First stop of the morning was to make my way to Taipei where the bus to Jiufen left. While waiting on my bus though, what do you know, I meet a fellow American traveler (no shame in checking out someone's phone that they are using to see what language they have it set to!) who had just finished up a teaching gig in Japan and was traveling through Taiwan before heading home. I ask where he's heading {first he gives me a name of who knows what before he shows me the correct name on his map lol} and what-do-ya-know, he was heading to Jiufen...travel buddy acquired!

1. Small alley way 2. Paper lanterns lining the streets 3. Tea shop display 4. Tea house at dusk

The bus to Jiufen was an hour-ish {to be honest, I slept, so who knows!} and when we hopped off the bus we were met with the most incredible mountain views! Throughout the day Alan and I perused the streets graciously accepting free food samples, picking up "necessary" souvenirs, and taking in the sights and sounds that Jiufen has to offer. At one point Alan decided he wanted to stay put for a bit while I wanted to check out the waterfall, so we exchanged contact info and went our separate ways {needless to say thanks to the lovely public transportation in Taiwan some days...I did NOT make it to the waterfall this day!}

The famous tea house in the heart of Jiufen

As the sun began to set in the sky Alan and I met back up and decided to stay for sunset to see what else the area had to offer us. All I've got to say is that the more I travel, the more I'm positive that God is an artist. Holy moly guys it was beautiful! The sunset, the silhouettes of the old Japanese style buildings, the glow of the red paper lanterns...it was breath taking and so worth the wait if you find yourself on the steps of Jiufen Old Street someday yourself!

Extraordinary views!

Tuesday's Taiwanism - {Taiwanese Grocery Store}

Food! It doesn't take a rocket scientist to read my blog to know that I love am obsessed with eating and trying new foods {no shame, a girls gotta eat!} And, to make matters even worse (or better?! I guess it depends on how you look at it!) while I am traveling there is even MORE new foods for me to try...score!

While traveling to a new place I love spending time perusing a local grocery store. I feel as though you can learn so much about the culture and their eating habits and customs by seeing what they purchase and what they stock their shelves with. Needless to say, I have spent more time than I'd like to admit checking out countless grocery stores here in Taiwan as well! In the last 10 months I have truly fallen in love with Taiwanese food {except for you stinky tofu...you're a whole other ballgame buddy!} and love the opportunity to try new foods almost daily.

Today I have some pictures of one of my most recent trips to the grocery store focusing mainly on the produce section {you'll see why!} Although after nearly a year I'm in my routine now of typically purchasing my staple grocery items, it's still fun to check out the new produce and snacky isles and grab something I've never tried before to see what else Taiwan has to offer me!
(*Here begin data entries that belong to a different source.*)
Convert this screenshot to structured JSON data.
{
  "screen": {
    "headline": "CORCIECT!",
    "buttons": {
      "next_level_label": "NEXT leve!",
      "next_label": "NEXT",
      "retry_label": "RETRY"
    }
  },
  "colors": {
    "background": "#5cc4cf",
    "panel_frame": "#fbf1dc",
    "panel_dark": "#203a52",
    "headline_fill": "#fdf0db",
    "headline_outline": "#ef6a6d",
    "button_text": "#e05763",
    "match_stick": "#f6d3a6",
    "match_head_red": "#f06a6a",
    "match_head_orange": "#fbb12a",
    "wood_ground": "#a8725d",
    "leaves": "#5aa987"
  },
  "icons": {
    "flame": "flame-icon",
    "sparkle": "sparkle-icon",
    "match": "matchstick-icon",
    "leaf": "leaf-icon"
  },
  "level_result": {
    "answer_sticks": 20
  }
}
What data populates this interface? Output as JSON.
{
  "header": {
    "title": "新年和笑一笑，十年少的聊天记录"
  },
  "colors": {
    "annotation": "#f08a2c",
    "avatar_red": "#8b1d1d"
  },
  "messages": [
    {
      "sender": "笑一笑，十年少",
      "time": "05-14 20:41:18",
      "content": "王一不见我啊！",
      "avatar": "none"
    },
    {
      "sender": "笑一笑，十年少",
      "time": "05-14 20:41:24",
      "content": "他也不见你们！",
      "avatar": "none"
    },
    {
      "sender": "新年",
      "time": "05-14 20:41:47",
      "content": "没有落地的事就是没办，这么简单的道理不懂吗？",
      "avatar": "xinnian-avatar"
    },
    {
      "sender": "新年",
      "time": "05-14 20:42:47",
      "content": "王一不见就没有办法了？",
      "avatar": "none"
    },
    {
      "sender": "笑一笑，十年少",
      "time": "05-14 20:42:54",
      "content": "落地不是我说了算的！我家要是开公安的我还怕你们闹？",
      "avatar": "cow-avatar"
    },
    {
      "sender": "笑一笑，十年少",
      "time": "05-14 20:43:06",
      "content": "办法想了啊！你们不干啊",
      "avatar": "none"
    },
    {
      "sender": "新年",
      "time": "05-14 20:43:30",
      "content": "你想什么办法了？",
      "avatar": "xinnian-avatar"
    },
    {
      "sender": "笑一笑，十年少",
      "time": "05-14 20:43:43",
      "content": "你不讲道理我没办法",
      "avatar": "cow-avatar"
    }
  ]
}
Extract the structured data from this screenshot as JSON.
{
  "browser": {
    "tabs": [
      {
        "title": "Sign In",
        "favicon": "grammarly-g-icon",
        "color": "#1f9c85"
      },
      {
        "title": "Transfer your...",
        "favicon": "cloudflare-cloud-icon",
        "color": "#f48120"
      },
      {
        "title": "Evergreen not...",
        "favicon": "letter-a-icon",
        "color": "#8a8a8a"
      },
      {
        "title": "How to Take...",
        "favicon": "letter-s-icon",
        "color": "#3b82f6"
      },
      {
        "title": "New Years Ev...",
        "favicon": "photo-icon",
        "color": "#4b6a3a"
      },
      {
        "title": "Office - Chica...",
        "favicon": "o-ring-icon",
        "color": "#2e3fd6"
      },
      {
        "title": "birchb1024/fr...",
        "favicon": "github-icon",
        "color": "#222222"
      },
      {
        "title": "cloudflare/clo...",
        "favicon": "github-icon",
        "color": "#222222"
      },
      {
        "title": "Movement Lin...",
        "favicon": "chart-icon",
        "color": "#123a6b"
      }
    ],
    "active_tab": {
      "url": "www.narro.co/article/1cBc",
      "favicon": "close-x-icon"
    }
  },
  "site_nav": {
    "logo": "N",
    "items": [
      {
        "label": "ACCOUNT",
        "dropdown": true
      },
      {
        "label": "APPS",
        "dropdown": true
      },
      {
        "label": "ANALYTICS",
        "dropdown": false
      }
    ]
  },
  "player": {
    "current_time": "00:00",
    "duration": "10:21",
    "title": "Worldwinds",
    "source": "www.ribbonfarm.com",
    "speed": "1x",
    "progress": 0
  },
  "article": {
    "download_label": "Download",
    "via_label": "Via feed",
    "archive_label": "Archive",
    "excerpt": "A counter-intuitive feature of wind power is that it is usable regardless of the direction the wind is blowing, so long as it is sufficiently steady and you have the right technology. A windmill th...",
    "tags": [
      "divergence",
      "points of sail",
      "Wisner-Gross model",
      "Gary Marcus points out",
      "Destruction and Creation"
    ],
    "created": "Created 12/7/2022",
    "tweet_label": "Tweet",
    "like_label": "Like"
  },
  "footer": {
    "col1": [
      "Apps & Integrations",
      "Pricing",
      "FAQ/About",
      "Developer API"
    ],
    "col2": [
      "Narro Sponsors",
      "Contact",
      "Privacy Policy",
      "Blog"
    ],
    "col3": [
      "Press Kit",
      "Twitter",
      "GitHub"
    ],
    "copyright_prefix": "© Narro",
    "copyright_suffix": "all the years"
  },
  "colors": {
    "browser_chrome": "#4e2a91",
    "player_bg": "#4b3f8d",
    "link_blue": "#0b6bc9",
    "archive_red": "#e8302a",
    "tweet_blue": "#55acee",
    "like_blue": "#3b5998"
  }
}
What other sections of a typical Taiwanese grocery store are you interested in seeing next time, let me know!

(PS - I promise I'm not a terrible photographer! I put my hand in several of these pictures for a size comparison!)

A popular type of eggplant in Taiwan called "Chinese Eggplant". As you can see they are very long and super skinny. They taste almost identical to Western eggplants, but with less seeds. 
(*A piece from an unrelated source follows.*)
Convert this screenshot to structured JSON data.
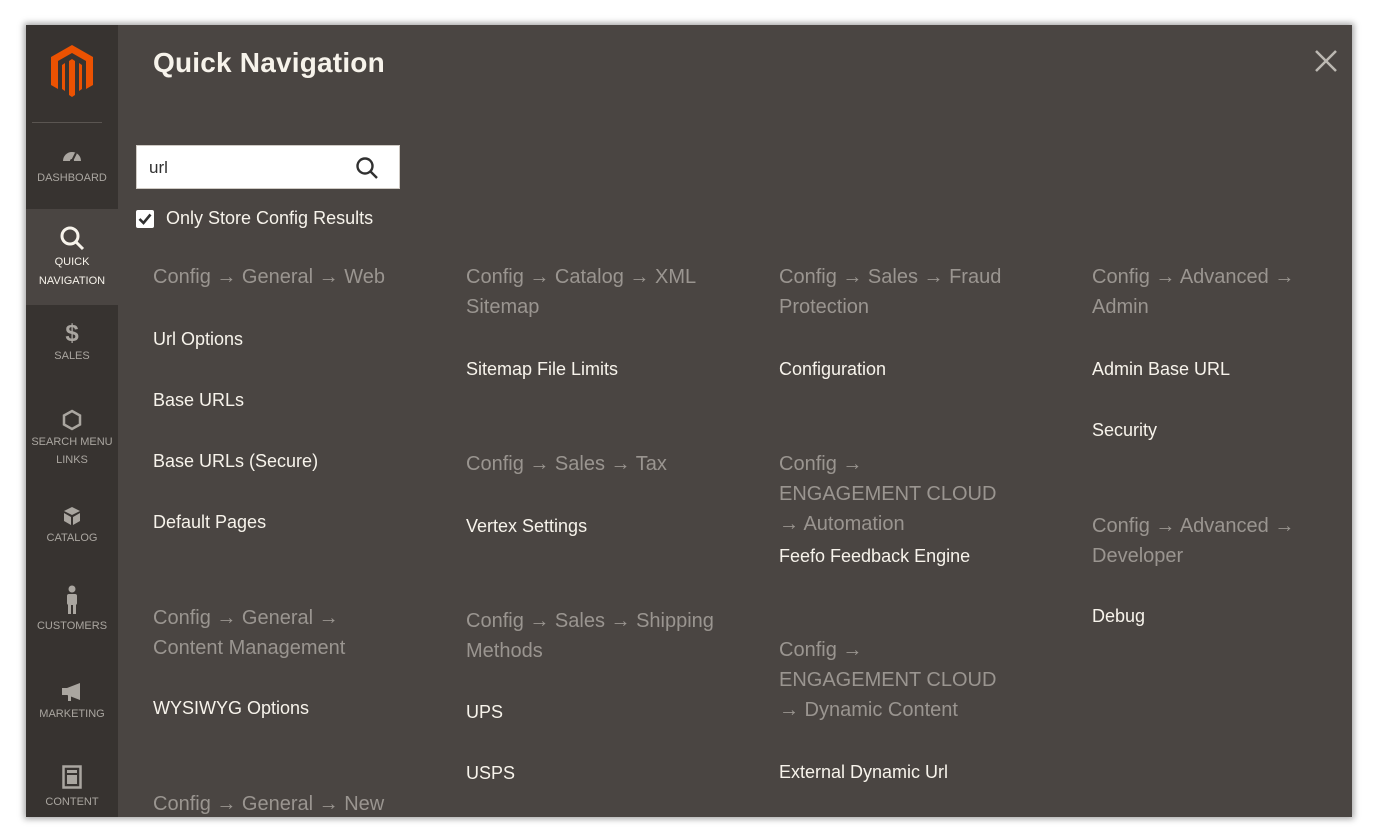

These mushrooms are called "Enoki Mushrooms" they are teeny and noodle like once cooked and popular in many dishes here. I suppose if I was a fan of mushrooms I'd like these tiny guys a little more!

Some type of gourd plant. I clearly have no idea what this is but had never seen one before, they were quite heavy!
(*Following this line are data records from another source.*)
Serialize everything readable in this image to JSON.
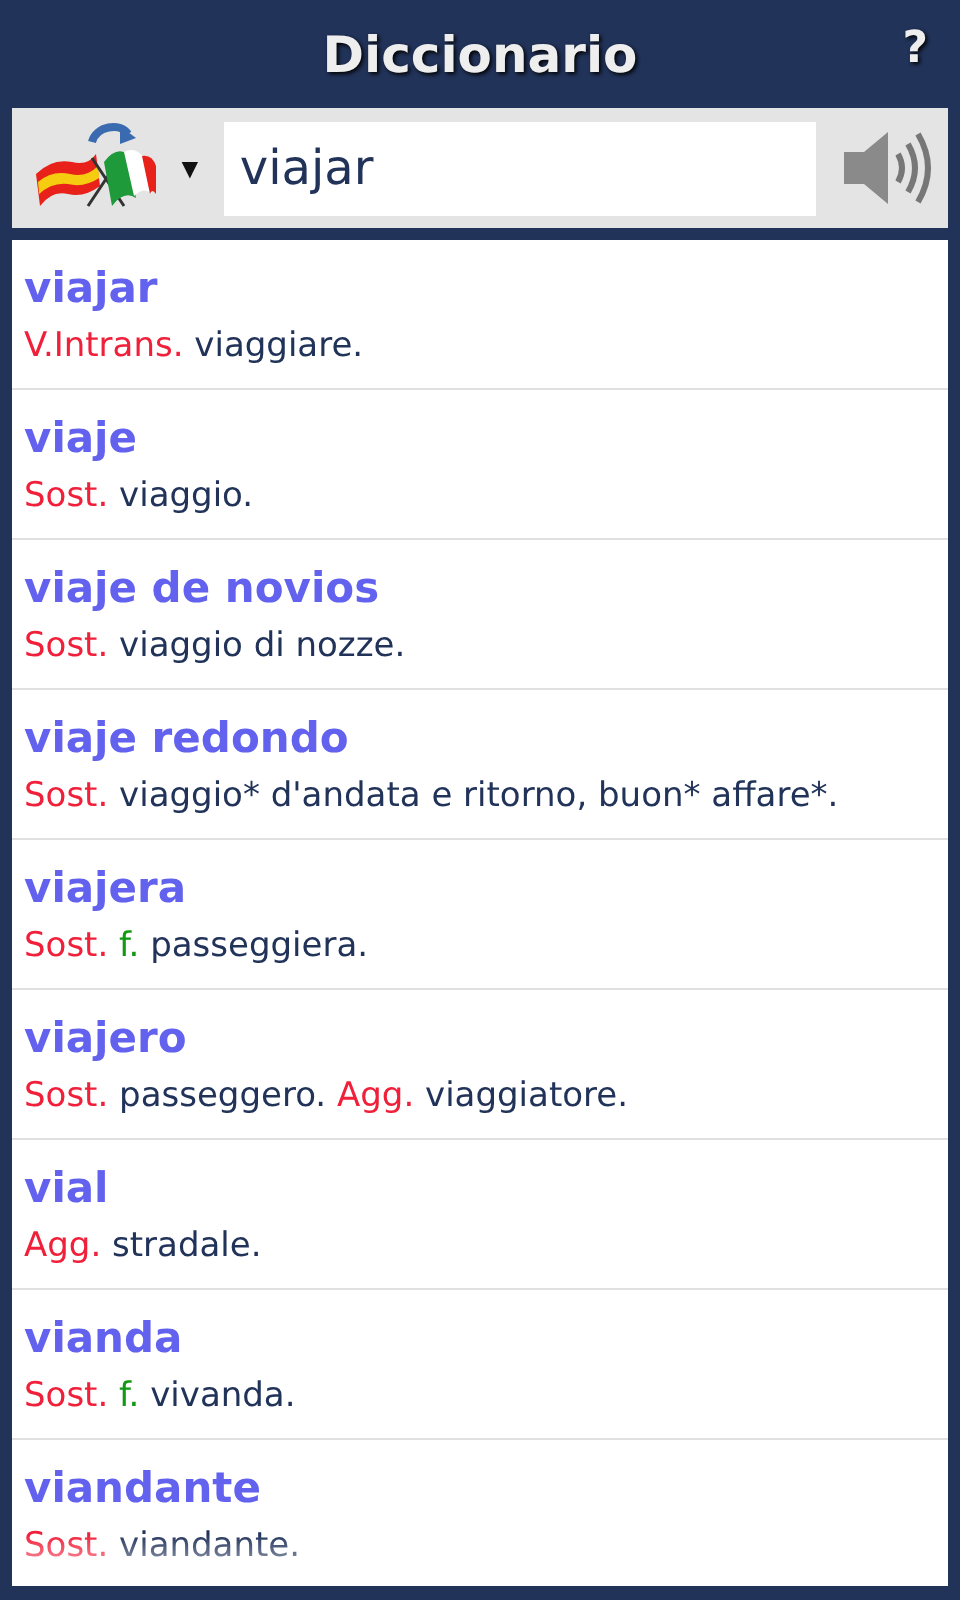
{
  "header": {
    "title": "Diccionario",
    "help": "?"
  },
  "search": {
    "language_menu": "▼",
    "value": "viajar"
  },
  "entries": [
    {
      "word": "viajar",
      "definition": [
        {
          "kind": "pos",
          "text": "V.Intrans."
        },
        {
          "kind": "text",
          "text": "viaggiare."
        }
      ]
    },
    {
      "word": "viaje",
      "definition": [
        {
          "kind": "pos",
          "text": "Sost."
        },
        {
          "kind": "text",
          "text": "viaggio."
        }
      ]
    },
    {
      "word": "viaje de novios",
      "definition": [
        {
          "kind": "pos",
          "text": "Sost."
        },
        {
          "kind": "text",
          "text": "viaggio di nozze."
        }
      ]
    },
    {
      "word": "viaje redondo",
      "definition": [
        {
          "kind": "pos",
          "text": "Sost."
        },
        {
          "kind": "text",
          "text": "viaggio* d'andata e ritorno, buon* affare*."
        }
      ]
    },
    {
      "word": "viajera",
      "definition": [
        {
          "kind": "pos",
          "text": "Sost."
        },
        {
          "kind": "gender",
          "text": "f."
        },
        {
          "kind": "text",
          "text": "passeggiera."
        }
      ]
    },
    {
      "word": "viajero",
      "definition": [
        {
          "kind": "pos",
          "text": "Sost."
        },
        {
          "kind": "text",
          "text": "passeggero."
        },
        {
          "kind": "pos",
          "text": "Agg."
        },
        {
          "kind": "text",
          "text": "viaggiatore."
        }
      ]
    },
    {
      "word": "vial",
      "definition": [
        {
          "kind": "pos",
          "text": "Agg."
        },
        {
          "kind": "text",
          "text": "stradale."
        }
      ]
    },
    {
      "word": "vianda",
      "definition": [
        {
          "kind": "pos",
          "text": "Sost."
        },
        {
          "kind": "gender",
          "text": "f."
        },
        {
          "kind": "text",
          "text": "vivanda."
        }
      ]
    },
    {
      "word": "viandante",
      "definition": [
        {
          "kind": "pos",
          "text": "Sost."
        },
        {
          "kind": "text",
          "text": "viandante."
        }
      ]
    }
  ]
}
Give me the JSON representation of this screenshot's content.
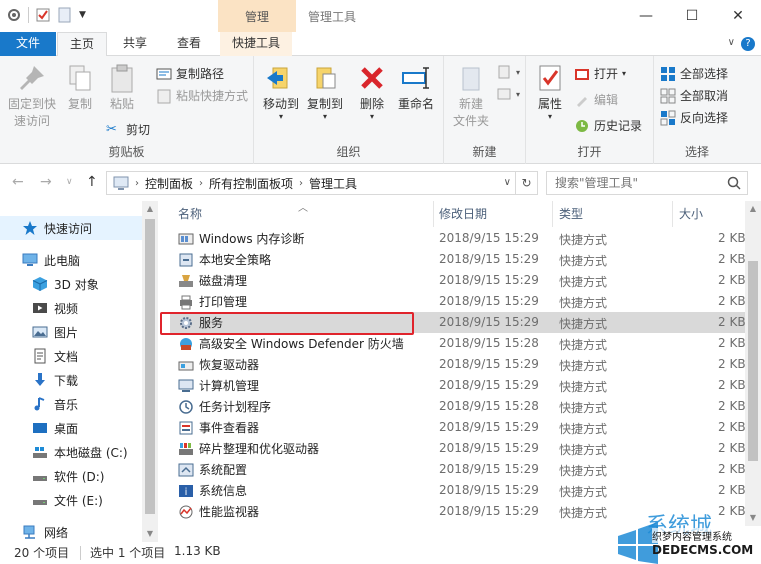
{
  "window": {
    "context_tab_header": "管理",
    "title": "管理工具",
    "controls": {
      "minimize": "—",
      "maximize": "☐",
      "close": "✕"
    }
  },
  "ribbon_tabs": [
    {
      "label": "文件"
    },
    {
      "label": "主页"
    },
    {
      "label": "共享"
    },
    {
      "label": "查看"
    },
    {
      "label": "快捷工具"
    }
  ],
  "ribbon": {
    "clipboard": {
      "label": "剪贴板",
      "pin_line1": "固定到快",
      "pin_line2": "速访问",
      "copy": "复制",
      "paste": "粘贴",
      "copy_path": "复制路径",
      "paste_shortcut": "粘贴快捷方式",
      "cut": "剪切"
    },
    "organize": {
      "label": "组织",
      "move_to": "移动到",
      "copy_to": "复制到",
      "delete": "删除",
      "rename": "重命名"
    },
    "new": {
      "label": "新建",
      "new_folder_line1": "新建",
      "new_folder_line2": "文件夹"
    },
    "open": {
      "label": "打开",
      "properties": "属性",
      "open": "打开",
      "edit": "编辑",
      "history": "历史记录"
    },
    "select": {
      "label": "选择",
      "select_all": "全部选择",
      "select_none": "全部取消",
      "invert": "反向选择"
    }
  },
  "address": {
    "crumbs": [
      "控制面板",
      "所有控制面板项",
      "管理工具"
    ],
    "search_placeholder": "搜索\"管理工具\""
  },
  "nav": {
    "quick_access": "快速访问",
    "this_pc": "此电脑",
    "items": [
      {
        "label": "3D 对象"
      },
      {
        "label": "视频"
      },
      {
        "label": "图片"
      },
      {
        "label": "文档"
      },
      {
        "label": "下载"
      },
      {
        "label": "音乐"
      },
      {
        "label": "桌面"
      },
      {
        "label": "本地磁盘 (C:)"
      },
      {
        "label": "软件 (D:)"
      },
      {
        "label": "文件 (E:)"
      }
    ],
    "network": "网络"
  },
  "columns": {
    "name": "名称",
    "date": "修改日期",
    "type": "类型",
    "size": "大小"
  },
  "files": [
    {
      "name": "Windows 内存诊断",
      "date": "2018/9/15 15:29",
      "type": "快捷方式",
      "size": "2 KB"
    },
    {
      "name": "本地安全策略",
      "date": "2018/9/15 15:29",
      "type": "快捷方式",
      "size": "2 KB"
    },
    {
      "name": "磁盘清理",
      "date": "2018/9/15 15:29",
      "type": "快捷方式",
      "size": "2 KB"
    },
    {
      "name": "打印管理",
      "date": "2018/9/15 15:29",
      "type": "快捷方式",
      "size": "2 KB"
    },
    {
      "name": "服务",
      "date": "2018/9/15 15:29",
      "type": "快捷方式",
      "size": "2 KB"
    },
    {
      "name": "高级安全 Windows Defender 防火墙",
      "date": "2018/9/15 15:28",
      "type": "快捷方式",
      "size": "2 KB"
    },
    {
      "name": "恢复驱动器",
      "date": "2018/9/15 15:29",
      "type": "快捷方式",
      "size": "2 KB"
    },
    {
      "name": "计算机管理",
      "date": "2018/9/15 15:29",
      "type": "快捷方式",
      "size": "2 KB"
    },
    {
      "name": "任务计划程序",
      "date": "2018/9/15 15:28",
      "type": "快捷方式",
      "size": "2 KB"
    },
    {
      "name": "事件查看器",
      "date": "2018/9/15 15:29",
      "type": "快捷方式",
      "size": "2 KB"
    },
    {
      "name": "碎片整理和优化驱动器",
      "date": "2018/9/15 15:29",
      "type": "快捷方式",
      "size": "2 KB"
    },
    {
      "name": "系统配置",
      "date": "2018/9/15 15:29",
      "type": "快捷方式",
      "size": "2 KB"
    },
    {
      "name": "系统信息",
      "date": "2018/9/15 15:29",
      "type": "快捷方式",
      "size": "2 KB"
    },
    {
      "name": "性能监视器",
      "date": "2018/9/15 15:29",
      "type": "快捷方式",
      "size": "2 KB"
    }
  ],
  "status": {
    "count": "20 个项目",
    "selected": "选中 1 个项目",
    "size": "1.13 KB"
  },
  "watermark": {
    "brand": "系统城",
    "line1": "织梦内容管理系统",
    "line2": "DEDECMS.COM"
  },
  "colors": {
    "file_tab": "#1979ca",
    "context_tab": "#fbe3c4",
    "highlight_box": "#e0242c",
    "selected_row": "#d9d9d9"
  }
}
"Bamboo shoots"! A staple in every Asian dish!! I used to like these, but since moving to Taiwan I love them even more!

I tried to google translate on the sign for these monsters and it wasn't much help. It appears to be a root like vegetable with a dry potato texture.

And here we have 2 vegetables...again 0 help here, but seriously, where do all these crazy vegetables come from and how are there so many different vegetables in the world!